Saturday, August 26, 2017

Western History 23: What was the fate of Babylon?


Babylon was the greatest of all the Mespotamian cities and features prominently in the both the bible and the historical records of the Ancient Greeks. It is thought to be the location of the Tower of Babel and has a name origin Bavil which means the city of God. Located less than 100 kilometers from modern day Baghdad the city was believed to have been founded by Sargon of Akkad in the 23rd century BC. One of its greatest earlier rulers was Hammuabi (already mentioned in Entry 9).  Hammurabi (a prince of Amorite origin) was the Old Kingdom’s greatest rulers. He unified all of Mesopotamia and built the foundation for the Old Babylonian Kingdom in the 18th century BC.


Babylon under Hammurabi was the largest city in the world but fell apart soon after his death with each of the Hittites, Kassites and Assyrians growing to dominate the region. Assyrian overlordship inspired revolt and in 734 BC the City (now well known as a center of learning and culture) was taken over by the Chaldeans. The Assyrians reclaimed the city in 729 BC before the full wait of the Babylonians and Medes (forerunners of the Persians) brought an end to the Assyrian Empire when they sacked and burnt Nineveh.

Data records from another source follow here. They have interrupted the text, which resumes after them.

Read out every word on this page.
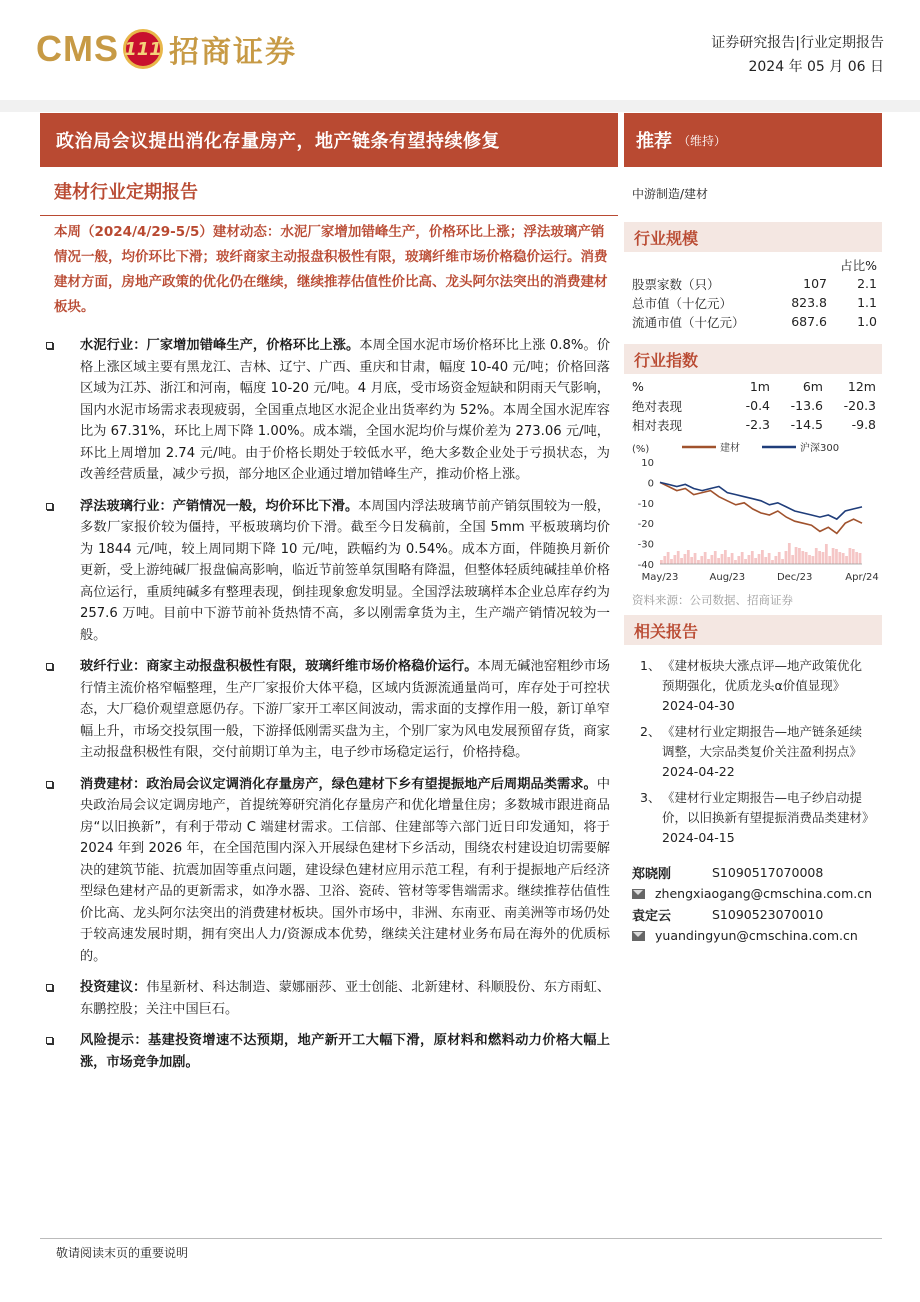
CMS 111 招商证券	证券研究报告|行业定期报告
2024 年 05 月 06 日
政治局会议提出消化存量房产，地产链条有望持续修复	推荐 （维持）
建材行业定期报告
本周（2024/4/29-5/5）建材动态：水泥厂家增加错峰生产，价格环比上涨；浮法玻璃产销情况一般，均价环比下滑；玻纤商家主动报盘积极性有限，玻璃纤维市场价格稳价运行。消费建材方面，房地产政策的优化仍在继续，继续推荐估值性价比高、龙头阿尔法突出的消费建材板块。

水泥行业：厂家增加错峰生产，价格环比上涨。本周全国水泥市场价格环比上涨 0.8%。价格上涨区域主要有黑龙江、吉林、辽宁、广西、重庆和甘肃，幅度 10-40 元/吨；价格回落区域为江苏、浙江和河南，幅度 10-20 元/吨。4 月底，受市场资金短缺和阴雨天气影响，国内水泥市场需求表现疲弱，全国重点地区水泥企业出货率约为 52%。本周全国水泥库容比为 67.31%，环比上周下降 1.00%。成本端，全国水泥均价与煤价差为 273.06 元/吨，环比上周增加 2.74 元/吨。由于价格长期处于较低水平，绝大多数企业处于亏损状态，为改善经营质量，减少亏损，部分地区企业通过增加错峰生产，推动价格上涨。

浮法玻璃行业：产销情况一般，均价环比下滑。本周国内浮法玻璃节前产销氛围较为一般，多数厂家报价较为僵持，平板玻璃均价下滑。截至今日发稿前，全国 5mm 平板玻璃均价为 1844 元/吨，较上周同期下降 10 元/吨，跌幅约为 0.54%。成本方面，伴随换月新价更新，受上游纯碱厂报盘偏高影响，临近节前签单氛围略有降温，但整体轻质纯碱挂单价格高位运行，重质纯碱多有整理表现，倒挂现象愈发明显。全国浮法玻璃样本企业总库存约为 257.6 万吨。目前中下游节前补货热情不高，多以刚需拿货为主，生产端产销情况较为一般。

玻纤行业：商家主动报盘积极性有限，玻璃纤维市场价格稳价运行。本周无碱池窑粗纱市场行情主流价格窄幅整理，生产厂家报价大体平稳，区域内货源流通量尚可，库存处于可控状态，大厂稳价观望意愿仍存。下游厂家开工率区间波动，需求面的支撑作用一般，新订单窄幅上升，市场交投氛围一般，下游择低刚需买盘为主，个别厂家为风电发展预留存货，商家主动报盘积极性有限，交付前期订单为主，电子纱市场稳定运行，价格持稳。

消费建材：政治局会议定调消化存量房产，绿色建材下乡有望提振地产后周期品类需求。中央政治局会议定调房地产，首提统筹研究消化存量房产和优化增量住房；多数城市跟进商品房“以旧换新”，有利于带动 C 端建材需求。工信部、住建部等六部门近日印发通知，将于 2024 年到 2026 年，在全国范围内深入开展绿色建材下乡活动，围绕农村建设迫切需要解决的建筑节能、抗震加固等重点问题，建设绿色建材应用示范工程，有利于提振地产后经济型绿色建材产品的更新需求，如净水器、卫浴、瓷砖、管材等零售端需求。继续推荐估值性价比高、龙头阿尔法突出的消费建材板块。国外市场中，非洲、东南亚、南美洲等市场仍处于较高速发展时期，拥有突出人力/资源成本优势，继续关注建材业务布局在海外的优质标的。

投资建议：伟星新材、科达制造、蒙娜丽莎、亚士创能、北新建材、科顺股份、东方雨虹、东鹏控股；关注中国巨石。

风险提示：基建投资增速不达预期，地产新开工大幅下滑，原材料和燃料动力价格大幅上涨，市场竞争加剧。

中游制造/建材
行业规模
占比%
股票家数（只）	107	2.1
总市值（十亿元）	823.8	1.1
流通市值（十亿元）	687.6	1.0
行业指数
%	1m	6m	12m
绝对表现	-0.4	-13.6	-20.3
相对表现	-2.3	-14.5	-9.8
(%)	建材	沪深300
10
0
-10
-20
-30
-40
May/23	Aug/23	Dec/23	Apr/24
资料来源：公司数据、招商证券
相关报告
1、 《建材板块大涨点评—地产政策优化预期强化，优质龙头α价值显现》2024-04-30
2、 《建材行业定期报告—地产链条延续调整，大宗品类复价关注盈利拐点》2024-04-22
3、 《建材行业定期报告—电子纱启动提价，以旧换新有望提振消费品类建材》2024-04-15
郑晓刚	S1090517070008
zhengxiaogang@cmschina.com.cn
袁定云	S1090523070010
yuandingyun@cmschina.com.cn
敬请阅读末页的重要说明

The Neo-Babylonian Empire’s greatest ruler was Nebuchadnezzar II, who expanded the territory of the city, increased the size of its walled defence and built the famous Hanging Gardens and Ishtar Gates. Nebuchadnezzar II is the same monarch associated with the destruction of the Temple in Jerusalem, the fall of Judea and the Babylonian exile of the Hebrews. He expanded the city’s aqueduct system but could not stop what was to be the inevitable, the defeat of the Babylon and its absorption into the Persian Empire and event that would occur in 538 BC, a mere twenty plus year’s after Nebuchadnezzar’s death.

Arguably the greatest contribution of the Babylonians occurred in the realm of mathematics. They developed a base 60 numerical system which defines the breakdown of the hour into 60 minutes and the minute into 60 seconds. They had elaborate systems for squaring and cubing a number and developed methodologies around long division, quadratic equations, exponential growth as well as approximations for the square root of 2 and pi. Babylonian geometricians were also aware of the Pythagorean theorem and extended their knowledge to astronomical applications involving eclipses and positions on the celestial sphere.

On a religious level it is believed that many of the notions of Angels, Archangels and hierarchies of supernatural entities, so prevalent in Jewish, Christian and Islamic thought may have entered the religion during the Babylonian exodus of the  Jews that followed the destruction of the First Temple in 587 BC.